After the film was made, the Kogi returned to their work in isolation and asked outsiders not to come to their land. As time went on and environmental changes continued, they decided that a second film was needed and they asked Alan Ereira to return.

“Younger Brother must listen and stop causing damage or nature herself will finish us off.”

“The earth is a living body,” they say. “It has veins and blood. Damaging certain places is like cutting off a limb. It damages the whole body.”

For the new film Aluna, they were closely involved in the production, formed part of the film crew themselves, and directed particular sequences. Their aim was to show the world the seriousness of the situation, and also to sit down with western scientists and explain their approach.
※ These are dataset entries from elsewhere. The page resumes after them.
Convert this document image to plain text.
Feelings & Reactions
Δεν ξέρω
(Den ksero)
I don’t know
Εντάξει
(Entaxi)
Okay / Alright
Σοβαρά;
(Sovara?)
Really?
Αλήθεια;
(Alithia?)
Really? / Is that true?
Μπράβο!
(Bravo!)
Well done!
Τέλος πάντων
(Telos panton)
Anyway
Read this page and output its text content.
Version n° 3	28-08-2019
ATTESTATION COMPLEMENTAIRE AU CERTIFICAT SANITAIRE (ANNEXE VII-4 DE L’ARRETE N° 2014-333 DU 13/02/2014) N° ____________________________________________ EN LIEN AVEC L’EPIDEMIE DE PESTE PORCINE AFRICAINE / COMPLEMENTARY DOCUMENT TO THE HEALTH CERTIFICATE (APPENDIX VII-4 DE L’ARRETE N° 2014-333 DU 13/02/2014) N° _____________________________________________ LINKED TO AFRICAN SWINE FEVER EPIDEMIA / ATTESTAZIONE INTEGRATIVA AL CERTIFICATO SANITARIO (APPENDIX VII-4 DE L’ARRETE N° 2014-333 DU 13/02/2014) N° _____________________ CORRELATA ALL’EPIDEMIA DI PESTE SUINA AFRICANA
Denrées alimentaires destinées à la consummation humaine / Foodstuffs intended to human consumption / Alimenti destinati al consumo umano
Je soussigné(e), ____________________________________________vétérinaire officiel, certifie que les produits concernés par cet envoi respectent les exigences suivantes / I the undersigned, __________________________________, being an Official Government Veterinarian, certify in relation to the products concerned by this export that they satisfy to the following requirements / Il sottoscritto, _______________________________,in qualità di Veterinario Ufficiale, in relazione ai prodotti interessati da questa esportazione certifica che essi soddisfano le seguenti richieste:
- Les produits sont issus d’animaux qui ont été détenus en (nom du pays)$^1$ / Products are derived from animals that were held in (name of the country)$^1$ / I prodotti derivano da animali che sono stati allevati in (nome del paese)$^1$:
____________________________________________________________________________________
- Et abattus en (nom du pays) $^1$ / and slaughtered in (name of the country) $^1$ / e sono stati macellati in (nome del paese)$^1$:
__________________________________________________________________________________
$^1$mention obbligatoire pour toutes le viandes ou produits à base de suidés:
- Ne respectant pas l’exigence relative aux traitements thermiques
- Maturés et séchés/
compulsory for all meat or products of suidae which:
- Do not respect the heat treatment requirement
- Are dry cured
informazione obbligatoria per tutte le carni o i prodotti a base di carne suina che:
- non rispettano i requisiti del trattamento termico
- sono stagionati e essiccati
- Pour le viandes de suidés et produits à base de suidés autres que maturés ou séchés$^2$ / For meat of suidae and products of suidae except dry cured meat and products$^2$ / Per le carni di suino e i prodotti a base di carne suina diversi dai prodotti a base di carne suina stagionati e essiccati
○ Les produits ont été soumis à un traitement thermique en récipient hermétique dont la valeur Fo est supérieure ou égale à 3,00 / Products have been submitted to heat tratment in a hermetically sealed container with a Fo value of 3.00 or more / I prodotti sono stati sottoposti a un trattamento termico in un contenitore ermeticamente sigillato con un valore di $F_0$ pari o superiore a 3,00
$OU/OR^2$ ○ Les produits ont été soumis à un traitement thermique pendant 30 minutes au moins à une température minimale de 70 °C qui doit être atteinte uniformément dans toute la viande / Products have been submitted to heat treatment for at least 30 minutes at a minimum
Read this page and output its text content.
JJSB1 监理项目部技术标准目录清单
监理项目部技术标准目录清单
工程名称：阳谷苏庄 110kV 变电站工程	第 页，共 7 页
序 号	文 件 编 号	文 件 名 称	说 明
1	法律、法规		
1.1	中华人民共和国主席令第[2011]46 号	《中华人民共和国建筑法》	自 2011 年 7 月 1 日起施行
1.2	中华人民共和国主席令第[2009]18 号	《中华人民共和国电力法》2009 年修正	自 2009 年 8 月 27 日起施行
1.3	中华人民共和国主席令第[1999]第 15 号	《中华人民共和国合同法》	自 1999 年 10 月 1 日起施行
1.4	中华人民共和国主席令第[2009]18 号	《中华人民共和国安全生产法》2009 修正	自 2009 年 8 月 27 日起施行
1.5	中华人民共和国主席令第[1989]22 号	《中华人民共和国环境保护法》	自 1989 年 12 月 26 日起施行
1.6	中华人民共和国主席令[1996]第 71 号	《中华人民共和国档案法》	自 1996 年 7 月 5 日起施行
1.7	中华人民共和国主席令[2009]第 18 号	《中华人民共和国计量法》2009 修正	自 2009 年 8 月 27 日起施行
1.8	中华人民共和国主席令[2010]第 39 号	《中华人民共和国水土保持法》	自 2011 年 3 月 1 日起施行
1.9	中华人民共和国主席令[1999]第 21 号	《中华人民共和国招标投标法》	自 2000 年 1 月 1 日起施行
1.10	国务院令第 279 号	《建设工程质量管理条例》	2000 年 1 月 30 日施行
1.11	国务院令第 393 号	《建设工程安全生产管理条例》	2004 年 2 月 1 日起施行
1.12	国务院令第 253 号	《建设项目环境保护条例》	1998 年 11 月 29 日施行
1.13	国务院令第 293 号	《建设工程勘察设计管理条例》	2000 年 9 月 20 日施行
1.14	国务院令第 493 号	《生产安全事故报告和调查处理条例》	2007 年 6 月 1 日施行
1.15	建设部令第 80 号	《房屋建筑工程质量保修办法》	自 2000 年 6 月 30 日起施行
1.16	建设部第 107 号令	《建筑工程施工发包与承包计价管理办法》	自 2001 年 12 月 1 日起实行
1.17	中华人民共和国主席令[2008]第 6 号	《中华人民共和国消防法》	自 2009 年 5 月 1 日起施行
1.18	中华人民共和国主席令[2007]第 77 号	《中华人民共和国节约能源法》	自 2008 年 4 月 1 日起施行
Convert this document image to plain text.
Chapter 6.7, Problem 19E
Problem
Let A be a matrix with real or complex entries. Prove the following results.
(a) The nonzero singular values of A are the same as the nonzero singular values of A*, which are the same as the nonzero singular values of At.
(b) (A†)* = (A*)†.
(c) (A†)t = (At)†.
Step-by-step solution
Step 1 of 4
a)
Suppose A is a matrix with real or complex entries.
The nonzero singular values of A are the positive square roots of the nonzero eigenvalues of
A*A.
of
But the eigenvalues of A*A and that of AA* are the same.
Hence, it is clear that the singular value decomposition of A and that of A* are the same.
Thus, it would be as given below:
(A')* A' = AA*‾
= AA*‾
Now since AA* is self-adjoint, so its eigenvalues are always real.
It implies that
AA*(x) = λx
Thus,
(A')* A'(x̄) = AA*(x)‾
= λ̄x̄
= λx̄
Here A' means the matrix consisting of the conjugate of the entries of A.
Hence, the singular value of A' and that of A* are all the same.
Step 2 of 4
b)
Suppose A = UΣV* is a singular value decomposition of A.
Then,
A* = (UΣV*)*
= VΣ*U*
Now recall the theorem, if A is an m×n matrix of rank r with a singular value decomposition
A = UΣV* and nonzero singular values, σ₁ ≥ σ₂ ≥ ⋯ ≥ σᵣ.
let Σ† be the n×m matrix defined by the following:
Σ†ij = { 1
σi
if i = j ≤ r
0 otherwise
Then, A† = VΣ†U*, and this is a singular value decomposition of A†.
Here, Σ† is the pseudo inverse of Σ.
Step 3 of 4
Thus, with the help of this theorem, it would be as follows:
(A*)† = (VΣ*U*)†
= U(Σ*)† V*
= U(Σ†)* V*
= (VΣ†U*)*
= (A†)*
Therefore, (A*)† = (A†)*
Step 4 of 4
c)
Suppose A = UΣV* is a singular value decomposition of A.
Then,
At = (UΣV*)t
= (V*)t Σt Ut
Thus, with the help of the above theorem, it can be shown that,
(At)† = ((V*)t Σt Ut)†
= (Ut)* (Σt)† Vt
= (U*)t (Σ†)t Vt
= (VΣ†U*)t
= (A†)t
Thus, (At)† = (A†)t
The trailer for the film gives some impressions of its scope.

The result is a unique film, which is coming to the Science Festival for preview before general release. It will be shown at the Phoenix Cinema on the Festival’s opening day, Thursday 5 September, preceded by From The Heart of the World.

The film includes various dialogues between the Kogi and western scientists, with topics ranging from ecology to cosmology and astronomy.

Prof. Alex RogersOne of the scientists in the new film will be coming to Orkney for its showing. He is marine biologist Prof. Alex Rogers of Oxford University who is the co-founder of the International Programme for the State of the Ocean. He is scientific adviser to various international conservation bodies, and has explored deepwater sites in the Indian Ocean and the Antarctic to find life in places as diverse as hydrothermal vents and coldwater corals. Prof. Rogers comes from a fishing family on the west coast of Ireland and has captained one of the British Antarctic Survey vessels working on Antarctic research.